Thurman might be right about Pacquiao not belonging at the top of the 147-pound division. Pacquiao didn’t look like he belonged at the top of the division in his last fight against Adrien Broner last January. Pacquiao looked slower than he’d been in the past. Both his hands and his feet are considerably slower when he fought Oscar De La Hoya in 2008. Pacquiao is heavier. He’s not as light as he was when he fought De La Hoya. Being lighter enabled Pacquiao to move better and throw with more speed. It’s unlikely that Pacquiao can get his weight down to where it was when he fought De La Hoya 11 years ago. The hand and foot speed that Pacquiao has lost won’t return. At the same time, Thurman isn’t an elite level fighter that belongs at the top of the division either. You can’t put Thurman in the same class as Spence and Crawford off of the way he looked in his last fight against Josesito Lopez. Thurman has lost hand speed, and his conditioning isn’t what it needs to be for him to compete against the best at the elite level at 147.

“It doesn’t offend me. It gives me more motivation,” Pacquiao said about Thurman making comments about wanting to retire him. “I like that. I’ve already started training in the Philippines. Right now boxing is my passion. I’m not Oscar De La Hoya,” Pacquiao said about Thurman comparing his situation now to where De La Hoya was in 2008 when he fought him.

As long as Pacquiao has some thick skin about Thurman’s insults, he should be fine, because he intends on talking retirement for the Filipino star until the moment the two step inside the ring.

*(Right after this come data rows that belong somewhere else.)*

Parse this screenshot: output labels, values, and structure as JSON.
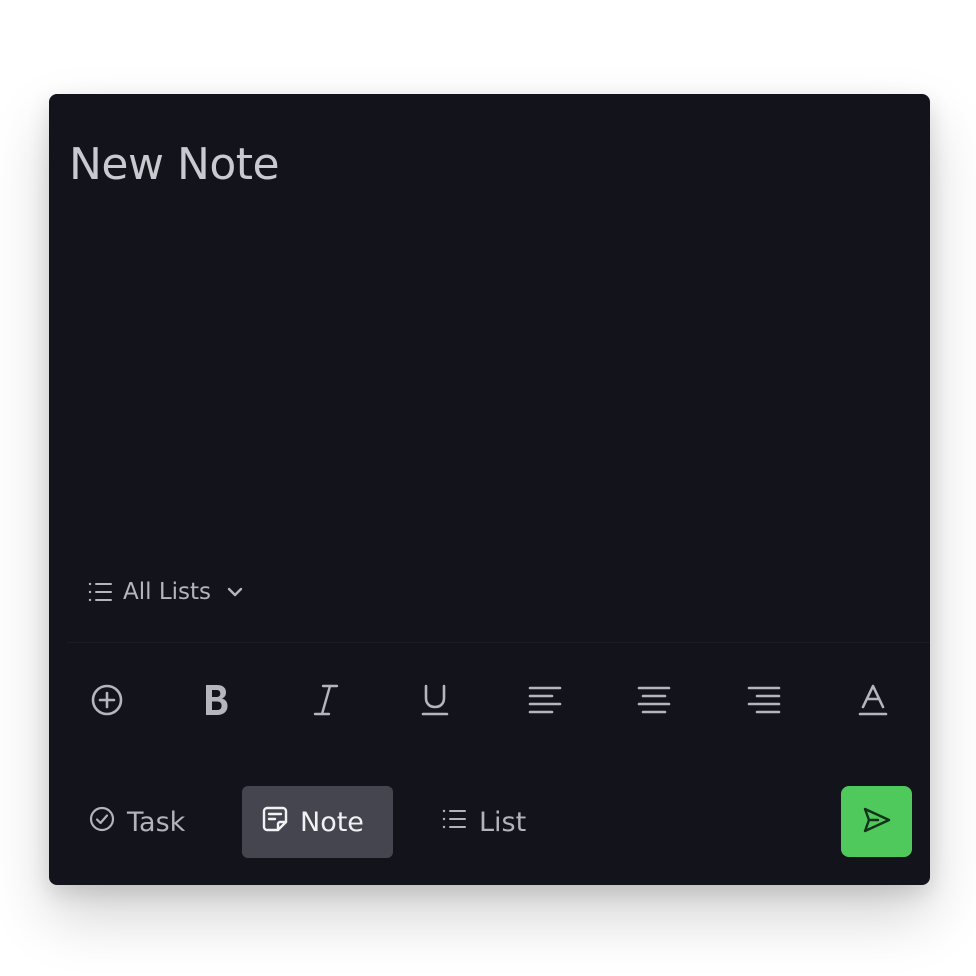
{
  "note": {
    "title_placeholder": "New Note",
    "title_value": ""
  },
  "list_selector": {
    "label": "All Lists",
    "icon": "list-icon",
    "dropdown_icon": "chevron-down-icon"
  },
  "toolbar": {
    "tools": [
      {
        "name": "add",
        "icon": "plus-circle-icon"
      },
      {
        "name": "bold",
        "icon": "bold-icon"
      },
      {
        "name": "italic",
        "icon": "italic-icon"
      },
      {
        "name": "underline",
        "icon": "underline-icon"
      },
      {
        "name": "align-left",
        "icon": "align-left-icon"
      },
      {
        "name": "align-center",
        "icon": "align-center-icon"
      },
      {
        "name": "align-right",
        "icon": "align-right-icon"
      },
      {
        "name": "text-color",
        "icon": "text-color-icon"
      }
    ]
  },
  "modes": {
    "task_label": "Task",
    "note_label": "Note",
    "list_label": "List",
    "selected": "Note"
  },
  "send": {
    "icon": "send-icon"
  },
  "colors": {
    "card_background": "#13131b",
    "selected_mode_background": "#45454f",
    "send_button": "#4fc95c",
    "text_muted": "#b3b3bb"
  }
}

Thurman wants Pacquiao to question himself, get depressed and train and fight at less than 100%. Thurman is trying an psychological trick in which a fighter downgrades their opponent so much that their self-esteem erodes, and they don’t fight and train as hard as they need to for them to do well.

“He’s got to say something. There’s no story about how great he looked in his last fight,” trainer Freddie Roach said to Fighthub about Thurman’s performance in his last fight against Josesito Lopez last January. “It’s just bull-s—. Who cares what he says? He sucked [against Josesito Lopez]. Come on, there’s no better word. He was terrible,” Roach said about Thurman.

Roach hits it on the head in talking about how Thurman looked terrible last January against Josesito Lopez. He was awful in that fight. Thurman saying about doesn’t belong at the elite level is hypocritical on his part, because his last performance against Lopez showed clearly that he doesn’t belong with the best anymore. If Thurman can’ get back to the level that he once was at, then the game has passed him by. When an athlete is starting to get old, and they’ve been out of action for two or more years, they lose a lot from their game and are never the same again. It’s difficult for fighters to come back after they’ve been out of the ring for a long time. What makes it harder for Thurman is he gained a lot of weight when he was inactive. He clearly wasn’t exercising the way he should have been when he was inactive.

“The killer instinct has begun to come back,” Roach said about Pacquiao. “Yes, I do. He wants something bigger than that. You know who it is,” Roach said about wanting the rematch for Pacquiao against Floyd Mayweather Jr. “We were both disappointed in our performances that night. We think we an do a better job. I think we can knock him out,” Roach said about Pacquiao potentially knocking out Mayweather if he comes out of retirement to take the fight.